People in finance are often creative. But lately they've been unable to crack a phenomenon that's changing the investment landscape: Low-cost exchange-traded funds that simply replicate an index have undercut fees everywhere.
Tyler and Cameron Winklevoss may have just solved the equation -- make the fees from the trades, not the management. Their Bitcoin Trust, which applied to list a bitcoin ETF on the Bats exchange in the summer, may execute most of its trades through Gemini, the digital currency exchange that the brothers own.
While Gemini charges lower fees than many of its competitors and offers big discounts to clients moving large volumes, it's not free. (As an aside, the supposed free flow of money is one of the great myths of the Bitcoin world, since most exchanges charge around 5 percent of the value to either buy or sell Bitcoin.) Once it comes to life, the Bitcoin ETF is likely to be a major revenue generator for Gemini.

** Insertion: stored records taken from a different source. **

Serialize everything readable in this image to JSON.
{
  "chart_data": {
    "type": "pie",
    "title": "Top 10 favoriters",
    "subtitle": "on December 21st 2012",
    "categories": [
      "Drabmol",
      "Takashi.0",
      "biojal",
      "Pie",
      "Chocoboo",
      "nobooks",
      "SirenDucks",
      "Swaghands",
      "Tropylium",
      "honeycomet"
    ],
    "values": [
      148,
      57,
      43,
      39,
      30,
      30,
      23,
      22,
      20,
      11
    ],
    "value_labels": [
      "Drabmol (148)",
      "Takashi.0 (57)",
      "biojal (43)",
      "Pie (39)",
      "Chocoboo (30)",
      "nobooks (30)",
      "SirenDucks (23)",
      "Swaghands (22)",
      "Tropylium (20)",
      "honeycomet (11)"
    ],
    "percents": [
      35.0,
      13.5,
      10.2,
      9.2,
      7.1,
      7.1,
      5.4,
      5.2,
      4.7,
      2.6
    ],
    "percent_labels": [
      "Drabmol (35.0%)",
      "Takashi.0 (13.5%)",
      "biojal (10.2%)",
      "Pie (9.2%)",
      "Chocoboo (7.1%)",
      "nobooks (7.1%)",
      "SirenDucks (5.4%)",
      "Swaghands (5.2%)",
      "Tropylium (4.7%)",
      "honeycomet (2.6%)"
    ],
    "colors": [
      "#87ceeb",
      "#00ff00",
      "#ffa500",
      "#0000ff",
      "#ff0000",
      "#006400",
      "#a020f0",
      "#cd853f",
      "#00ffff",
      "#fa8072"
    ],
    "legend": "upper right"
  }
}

A 2013 study showed that for mutual funds, transaction costs can be equivalent to the expense ratio and could knock out as much as 3 percentage points of performance. In other words, the cost of buying and selling the securities can exceed the fund manager's fee -- and for an ETF, by several times more. So even if an ETF manager isn't making much money, the broker is.
That's the beauty of the system the Bitcoin ETF plans to adopt. To ensure the safety of their holdings, the managers may use a single exchange -- effectively a digital currency broker -- that happens to be owned by the managers.
It's often said that the people who made the most money in the U.S. gold rush of the 19th Century were sellers of picks and axes. Now that fees for managing money are being compressed, just make them up in trading.
This column does not necessarily reflect the opinion of Bloomberg LP and its owners.
(Corrects second and second-last paragraphs to show that the ETF may use Gemini for its trades, but isn't obliged to do so.)